Kumudam
- Asin and Suriya on 10 October 2007 cover of Kumudam
- Frequency: Weekly
- Total circulation (1986): 620,000
- Founder: S.A.P Annamalai P.V. Parthasarathy
- Founded: 1947; 78 years ago
- Company: Kumudam Group
- Country: India
- Based in: Chennai, Tamil Nadu
- Language: Tamil
- Website: Kumudam.com
- OCLC: 416964234

= Kumudam =

Tamil weekly magazine

Kumudam is a Tamil weekly magazine published in Chennai, Tamil Nadu India. It was founded in 1948 by S.A.P. Annamalai, and his close friend and confidant P.V. Parthasarathy. Now the magazine is published under the Kumudam Group, which also publishes other Tamil magazines including Kumudam Reporter, Kumudam Snehidi, Kumudam Bhakti, Kumudam Jothidam, Kumudam Theeranadhi. The Kumudam Group started a Telugu spiritual magazine called Kumudam Bhakthi Special.

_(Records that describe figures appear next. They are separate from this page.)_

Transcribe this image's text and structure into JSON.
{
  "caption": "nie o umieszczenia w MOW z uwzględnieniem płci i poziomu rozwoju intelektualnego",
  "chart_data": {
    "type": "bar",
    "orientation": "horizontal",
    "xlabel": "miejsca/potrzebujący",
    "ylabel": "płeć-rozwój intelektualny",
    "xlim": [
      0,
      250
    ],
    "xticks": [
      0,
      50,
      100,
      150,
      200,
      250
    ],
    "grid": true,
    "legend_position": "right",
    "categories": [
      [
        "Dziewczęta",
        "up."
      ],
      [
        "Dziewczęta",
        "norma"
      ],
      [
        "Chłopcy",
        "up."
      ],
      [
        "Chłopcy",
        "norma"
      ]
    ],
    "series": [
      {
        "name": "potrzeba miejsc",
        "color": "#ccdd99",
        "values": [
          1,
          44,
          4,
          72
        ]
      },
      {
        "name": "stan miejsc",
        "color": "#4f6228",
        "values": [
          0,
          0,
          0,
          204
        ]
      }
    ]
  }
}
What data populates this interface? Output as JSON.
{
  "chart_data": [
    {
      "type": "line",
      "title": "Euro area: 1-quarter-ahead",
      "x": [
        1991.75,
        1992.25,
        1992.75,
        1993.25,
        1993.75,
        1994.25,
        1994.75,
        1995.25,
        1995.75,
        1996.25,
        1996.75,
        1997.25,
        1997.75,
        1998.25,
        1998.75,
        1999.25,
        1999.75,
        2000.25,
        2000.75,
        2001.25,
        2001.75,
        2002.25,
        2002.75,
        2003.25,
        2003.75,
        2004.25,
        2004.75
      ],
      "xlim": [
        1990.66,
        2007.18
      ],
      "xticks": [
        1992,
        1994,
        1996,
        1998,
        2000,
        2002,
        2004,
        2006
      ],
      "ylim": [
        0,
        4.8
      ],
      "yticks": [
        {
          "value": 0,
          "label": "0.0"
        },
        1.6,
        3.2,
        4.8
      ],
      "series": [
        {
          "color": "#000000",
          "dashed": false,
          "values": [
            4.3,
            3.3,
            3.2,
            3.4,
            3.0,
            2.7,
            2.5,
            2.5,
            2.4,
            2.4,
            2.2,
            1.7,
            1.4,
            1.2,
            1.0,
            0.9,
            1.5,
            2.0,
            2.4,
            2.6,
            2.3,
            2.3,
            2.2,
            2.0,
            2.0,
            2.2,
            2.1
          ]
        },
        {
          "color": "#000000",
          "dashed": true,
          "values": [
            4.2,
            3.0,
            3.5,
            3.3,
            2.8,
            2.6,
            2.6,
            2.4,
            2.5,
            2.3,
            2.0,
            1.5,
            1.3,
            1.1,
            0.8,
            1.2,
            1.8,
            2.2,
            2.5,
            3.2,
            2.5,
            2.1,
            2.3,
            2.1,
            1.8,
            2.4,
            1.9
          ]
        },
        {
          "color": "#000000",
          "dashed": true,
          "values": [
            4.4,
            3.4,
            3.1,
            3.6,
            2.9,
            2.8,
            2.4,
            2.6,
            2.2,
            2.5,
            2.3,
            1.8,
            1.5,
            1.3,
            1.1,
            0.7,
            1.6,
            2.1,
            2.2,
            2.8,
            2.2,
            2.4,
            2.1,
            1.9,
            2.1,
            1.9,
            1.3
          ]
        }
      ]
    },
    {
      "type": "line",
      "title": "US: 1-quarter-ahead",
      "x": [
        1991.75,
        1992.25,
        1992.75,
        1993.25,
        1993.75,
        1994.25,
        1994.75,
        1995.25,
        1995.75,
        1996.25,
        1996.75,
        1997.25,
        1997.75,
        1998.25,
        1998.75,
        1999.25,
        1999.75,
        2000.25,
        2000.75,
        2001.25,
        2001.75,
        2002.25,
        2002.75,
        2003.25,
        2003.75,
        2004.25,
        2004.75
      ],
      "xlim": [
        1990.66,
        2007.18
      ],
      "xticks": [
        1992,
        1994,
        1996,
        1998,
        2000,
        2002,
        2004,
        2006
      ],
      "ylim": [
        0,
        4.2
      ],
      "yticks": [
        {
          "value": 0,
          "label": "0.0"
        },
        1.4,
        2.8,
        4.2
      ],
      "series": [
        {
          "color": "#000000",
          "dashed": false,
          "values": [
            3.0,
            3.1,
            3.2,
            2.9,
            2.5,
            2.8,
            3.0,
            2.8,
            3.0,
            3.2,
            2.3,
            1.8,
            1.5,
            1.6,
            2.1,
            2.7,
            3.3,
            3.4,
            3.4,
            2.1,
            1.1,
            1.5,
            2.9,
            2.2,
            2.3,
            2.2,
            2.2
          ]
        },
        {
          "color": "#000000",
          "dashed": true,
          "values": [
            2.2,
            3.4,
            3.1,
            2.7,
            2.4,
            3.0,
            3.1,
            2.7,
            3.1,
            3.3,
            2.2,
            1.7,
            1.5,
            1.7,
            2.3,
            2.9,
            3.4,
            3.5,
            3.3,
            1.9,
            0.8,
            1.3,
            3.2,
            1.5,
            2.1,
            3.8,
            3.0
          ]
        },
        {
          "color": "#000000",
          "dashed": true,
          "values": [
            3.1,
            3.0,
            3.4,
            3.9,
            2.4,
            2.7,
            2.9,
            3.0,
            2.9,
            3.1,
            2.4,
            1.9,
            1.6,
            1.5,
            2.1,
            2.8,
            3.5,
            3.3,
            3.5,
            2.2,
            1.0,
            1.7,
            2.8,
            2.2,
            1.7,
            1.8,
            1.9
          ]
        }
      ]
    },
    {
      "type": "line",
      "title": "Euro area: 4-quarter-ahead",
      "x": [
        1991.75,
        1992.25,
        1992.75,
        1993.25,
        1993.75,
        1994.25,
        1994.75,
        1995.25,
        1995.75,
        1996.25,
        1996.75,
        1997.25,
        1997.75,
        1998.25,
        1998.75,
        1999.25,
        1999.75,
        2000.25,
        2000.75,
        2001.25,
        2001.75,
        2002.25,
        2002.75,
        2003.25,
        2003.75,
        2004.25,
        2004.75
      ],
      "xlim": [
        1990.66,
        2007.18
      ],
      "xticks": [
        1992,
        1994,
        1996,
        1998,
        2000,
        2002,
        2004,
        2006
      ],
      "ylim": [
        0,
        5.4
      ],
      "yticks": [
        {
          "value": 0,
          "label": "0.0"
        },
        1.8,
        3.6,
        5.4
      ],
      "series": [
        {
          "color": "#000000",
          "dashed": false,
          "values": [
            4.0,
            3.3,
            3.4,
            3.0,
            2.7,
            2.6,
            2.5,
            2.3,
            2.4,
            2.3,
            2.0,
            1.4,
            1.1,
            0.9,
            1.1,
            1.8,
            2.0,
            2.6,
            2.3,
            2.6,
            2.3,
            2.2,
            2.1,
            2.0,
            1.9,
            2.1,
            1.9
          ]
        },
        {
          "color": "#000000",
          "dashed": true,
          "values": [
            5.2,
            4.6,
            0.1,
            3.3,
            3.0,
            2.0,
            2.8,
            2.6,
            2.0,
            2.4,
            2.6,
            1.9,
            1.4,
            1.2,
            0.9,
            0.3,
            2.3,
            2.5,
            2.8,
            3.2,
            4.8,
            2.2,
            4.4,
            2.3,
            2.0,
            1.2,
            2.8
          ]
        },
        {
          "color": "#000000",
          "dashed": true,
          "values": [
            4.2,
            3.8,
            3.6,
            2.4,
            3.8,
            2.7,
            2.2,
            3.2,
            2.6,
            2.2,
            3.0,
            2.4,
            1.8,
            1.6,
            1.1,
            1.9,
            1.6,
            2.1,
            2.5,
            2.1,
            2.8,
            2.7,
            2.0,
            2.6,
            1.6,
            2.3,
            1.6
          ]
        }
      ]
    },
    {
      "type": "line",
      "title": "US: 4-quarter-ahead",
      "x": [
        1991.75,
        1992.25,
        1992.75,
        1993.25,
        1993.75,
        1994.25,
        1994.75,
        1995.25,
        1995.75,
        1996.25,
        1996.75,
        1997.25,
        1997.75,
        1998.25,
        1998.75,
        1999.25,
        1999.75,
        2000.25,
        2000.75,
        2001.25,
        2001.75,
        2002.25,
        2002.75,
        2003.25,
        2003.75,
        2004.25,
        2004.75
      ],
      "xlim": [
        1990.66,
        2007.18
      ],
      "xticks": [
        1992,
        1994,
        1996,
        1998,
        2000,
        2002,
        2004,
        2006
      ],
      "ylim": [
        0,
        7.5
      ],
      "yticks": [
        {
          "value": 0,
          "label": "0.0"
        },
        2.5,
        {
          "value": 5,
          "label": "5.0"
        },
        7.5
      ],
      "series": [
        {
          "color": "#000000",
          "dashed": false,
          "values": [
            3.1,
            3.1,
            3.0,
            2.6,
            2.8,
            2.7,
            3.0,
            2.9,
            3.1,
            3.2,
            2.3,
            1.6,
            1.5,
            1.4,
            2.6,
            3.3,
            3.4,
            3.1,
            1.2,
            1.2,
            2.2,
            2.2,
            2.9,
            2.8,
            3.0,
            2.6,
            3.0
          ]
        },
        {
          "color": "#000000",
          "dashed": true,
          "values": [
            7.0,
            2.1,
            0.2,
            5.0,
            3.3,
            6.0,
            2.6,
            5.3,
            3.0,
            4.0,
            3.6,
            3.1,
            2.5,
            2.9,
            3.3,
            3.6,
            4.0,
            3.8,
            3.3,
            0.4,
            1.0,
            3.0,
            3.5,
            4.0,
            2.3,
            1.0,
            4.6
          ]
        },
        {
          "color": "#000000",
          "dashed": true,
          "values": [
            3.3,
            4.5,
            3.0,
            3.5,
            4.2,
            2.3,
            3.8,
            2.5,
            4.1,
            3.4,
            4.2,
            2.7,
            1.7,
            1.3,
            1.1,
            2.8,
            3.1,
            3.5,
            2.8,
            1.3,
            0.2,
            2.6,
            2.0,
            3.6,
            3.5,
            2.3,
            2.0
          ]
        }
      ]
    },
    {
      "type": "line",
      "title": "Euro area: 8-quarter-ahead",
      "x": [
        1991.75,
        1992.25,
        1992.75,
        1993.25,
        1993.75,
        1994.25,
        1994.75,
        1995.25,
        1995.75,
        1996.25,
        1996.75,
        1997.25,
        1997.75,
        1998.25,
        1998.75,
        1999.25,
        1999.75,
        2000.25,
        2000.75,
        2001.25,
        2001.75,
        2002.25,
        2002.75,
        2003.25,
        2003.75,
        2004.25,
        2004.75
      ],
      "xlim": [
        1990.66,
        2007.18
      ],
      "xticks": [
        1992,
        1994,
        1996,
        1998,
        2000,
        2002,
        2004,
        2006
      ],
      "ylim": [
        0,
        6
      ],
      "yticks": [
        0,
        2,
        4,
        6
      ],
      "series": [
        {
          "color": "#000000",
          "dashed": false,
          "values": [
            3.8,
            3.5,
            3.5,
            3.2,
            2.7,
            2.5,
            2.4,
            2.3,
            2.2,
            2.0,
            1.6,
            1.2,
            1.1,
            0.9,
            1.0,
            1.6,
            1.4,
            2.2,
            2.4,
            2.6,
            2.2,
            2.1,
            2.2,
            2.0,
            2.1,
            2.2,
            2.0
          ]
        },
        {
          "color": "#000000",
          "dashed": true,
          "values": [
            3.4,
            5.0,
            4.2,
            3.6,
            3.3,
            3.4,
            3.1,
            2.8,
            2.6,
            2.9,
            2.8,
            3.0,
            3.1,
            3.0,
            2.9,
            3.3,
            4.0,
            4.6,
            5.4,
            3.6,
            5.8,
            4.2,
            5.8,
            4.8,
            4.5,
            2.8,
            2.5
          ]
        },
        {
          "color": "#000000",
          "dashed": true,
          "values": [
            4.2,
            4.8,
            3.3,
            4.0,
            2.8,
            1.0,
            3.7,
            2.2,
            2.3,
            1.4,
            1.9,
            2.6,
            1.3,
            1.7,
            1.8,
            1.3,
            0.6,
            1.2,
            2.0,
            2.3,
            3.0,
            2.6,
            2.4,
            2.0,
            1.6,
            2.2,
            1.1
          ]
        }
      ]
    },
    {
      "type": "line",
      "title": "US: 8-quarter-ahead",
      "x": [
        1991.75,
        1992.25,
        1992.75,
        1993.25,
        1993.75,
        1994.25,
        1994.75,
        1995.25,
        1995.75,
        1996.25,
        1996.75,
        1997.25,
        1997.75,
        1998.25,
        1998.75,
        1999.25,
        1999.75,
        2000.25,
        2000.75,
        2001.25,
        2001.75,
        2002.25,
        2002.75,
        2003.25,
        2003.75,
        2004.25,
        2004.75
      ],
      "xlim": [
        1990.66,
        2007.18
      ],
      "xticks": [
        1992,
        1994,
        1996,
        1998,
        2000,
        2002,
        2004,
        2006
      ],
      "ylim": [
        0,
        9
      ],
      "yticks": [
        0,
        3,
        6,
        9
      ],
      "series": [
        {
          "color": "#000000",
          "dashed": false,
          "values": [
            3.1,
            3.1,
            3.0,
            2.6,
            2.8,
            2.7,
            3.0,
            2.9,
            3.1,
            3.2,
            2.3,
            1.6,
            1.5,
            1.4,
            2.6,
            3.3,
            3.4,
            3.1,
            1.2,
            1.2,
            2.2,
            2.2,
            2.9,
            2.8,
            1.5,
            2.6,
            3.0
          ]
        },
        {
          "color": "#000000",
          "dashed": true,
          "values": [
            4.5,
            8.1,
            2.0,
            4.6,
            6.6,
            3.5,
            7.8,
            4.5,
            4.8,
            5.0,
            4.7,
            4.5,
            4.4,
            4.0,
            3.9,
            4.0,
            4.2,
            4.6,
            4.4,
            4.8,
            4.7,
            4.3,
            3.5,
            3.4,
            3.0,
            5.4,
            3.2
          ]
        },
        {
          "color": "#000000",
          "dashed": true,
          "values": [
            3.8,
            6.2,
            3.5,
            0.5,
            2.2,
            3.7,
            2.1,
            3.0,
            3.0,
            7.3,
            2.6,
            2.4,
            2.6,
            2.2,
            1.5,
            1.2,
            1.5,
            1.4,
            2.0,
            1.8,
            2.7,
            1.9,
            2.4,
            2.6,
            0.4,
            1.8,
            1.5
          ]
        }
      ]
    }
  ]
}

It had a circulation of 620,000 copies in 1986. The website kumudam.com attracted over 66,000 visitors in 2008, according to a Compete.com survey.

==Criticism==
In September 2015, Kumudam faced criticism when an article published in Kumudam Reporter criticised women wearing leggings. The women's pictures used in the article were reportedly printed without consent. The article received considerable social media attention, resulting in a petition on Change.org, which received over 17,500 signatures.